Scalable Vehicle Re-Identification via Self-Supervision
This addresses the need for scalable and efficient vehicle re-identification in city-scale analytics systems, representing an incremental improvement by optimizing existing methods for deployment.
The paper tackled the problem of balancing accuracy and computational efficiency in vehicle re-identification for large-scale deployment, proposing a self-supervised hybrid solution that achieves state-of-the-art accuracy without additional inference overhead and generalizes across backbone architectures.

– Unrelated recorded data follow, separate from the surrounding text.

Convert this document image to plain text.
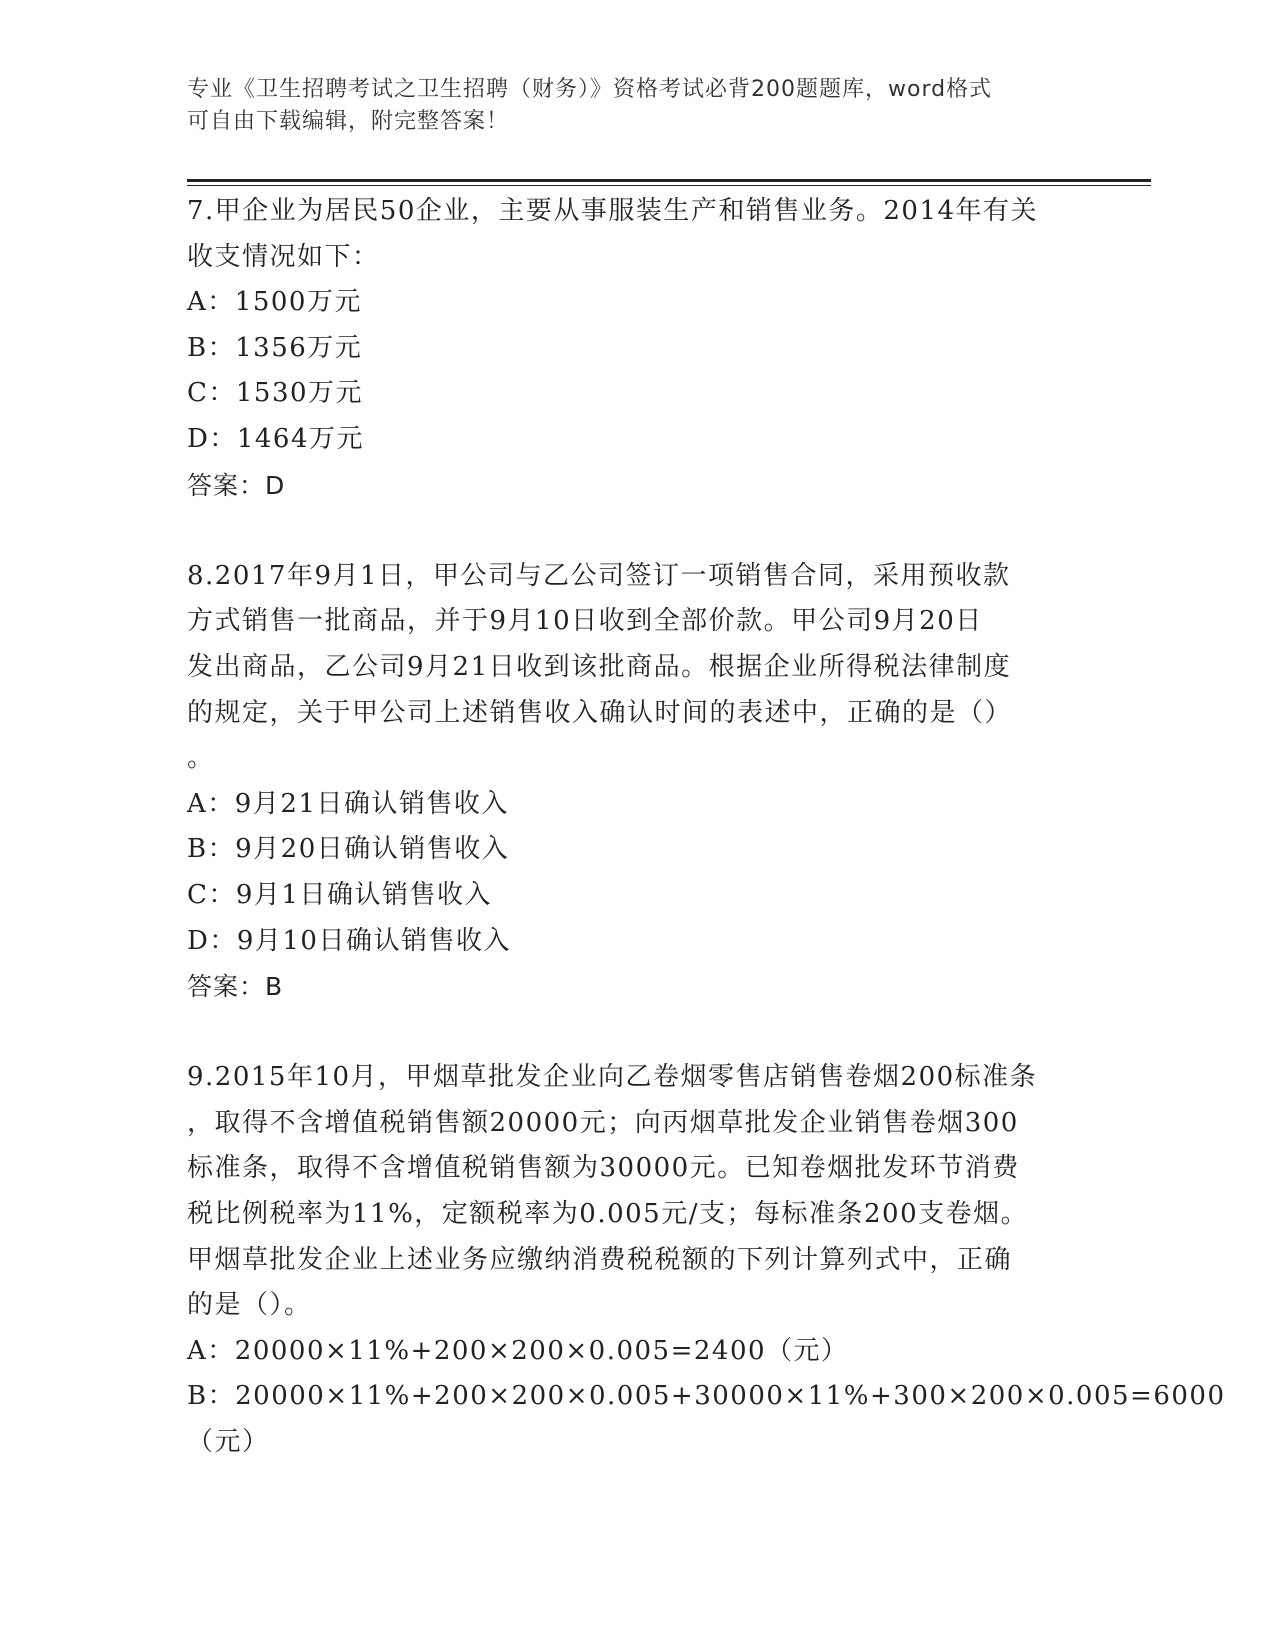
专业《卫生招聘考试之卫生招聘（财务）》资格考试必背200题题库，word格式
可自由下载编辑，附完整答案！
7.甲企业为居民50企业，主要从事服装生产和销售业务。2014年有关
收支情况如下：
A：1500万元
B：1356万元
C：1530万元
D：1464万元
答案：D
8.2017年9月1日，甲公司与乙公司签订一项销售合同，采用预收款
方式销售一批商品，并于9月10日收到全部价款。甲公司9月20日
发出商品，乙公司9月21日收到该批商品。根据企业所得税法律制度
的规定，关于甲公司上述销售收入确认时间的表述中，正确的是（）
。
A：9月21日确认销售收入
B：9月20日确认销售收入
C：9月1日确认销售收入
D：9月10日确认销售收入
答案：B
9.2015年10月，甲烟草批发企业向乙卷烟零售店销售卷烟200标准条
，取得不含增值税销售额20000元；向丙烟草批发企业销售卷烟300
标准条，取得不含增值税销售额为30000元。已知卷烟批发环节消费
税比例税率为11%，定额税率为0.005元/支；每标准条200支卷烟。
甲烟草批发企业上述业务应缴纳消费税税额的下列计算列式中，正确
的是（）。
A：20000×11%+200×200×0.005=2400（元）
B：20000×11%+200×200×0.005+30000×11%+300×200×0.005=6000
（元）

As Computer Vision technologies become more mature for intelligent transportation applications, it is time to ask how efficient and scalable they are for large-scale and real-time deployment. Among these technologies is Vehicle Re-Identification which is one of the key elements in city-scale vehicle analytics systems. Many state-of-the-art solutions for vehicle re-id mostly focus on improving the accuracy on existing re-id benchmarks and often ignore computational complexity. To balance the demands of accuracy and computational efficiency, in this work we propose a simple yet effective hybrid solution empowered by self-supervised training which only uses a single network during inference time and is free of intricate and computation-demanding add-on modules often seen in state-of-the-art approaches. Through extensive experiments, we show our approach, termed Self-Supervised and Boosted VEhicle Re-Identification (SSBVER), is on par with state-of-the-art alternatives in terms of accuracy without introducing any additional overhead during deployment. Additionally we show that our approach, generalizes to different backbone architectures which facilitates various resource constraints and consistently results in a significant accuracy boost.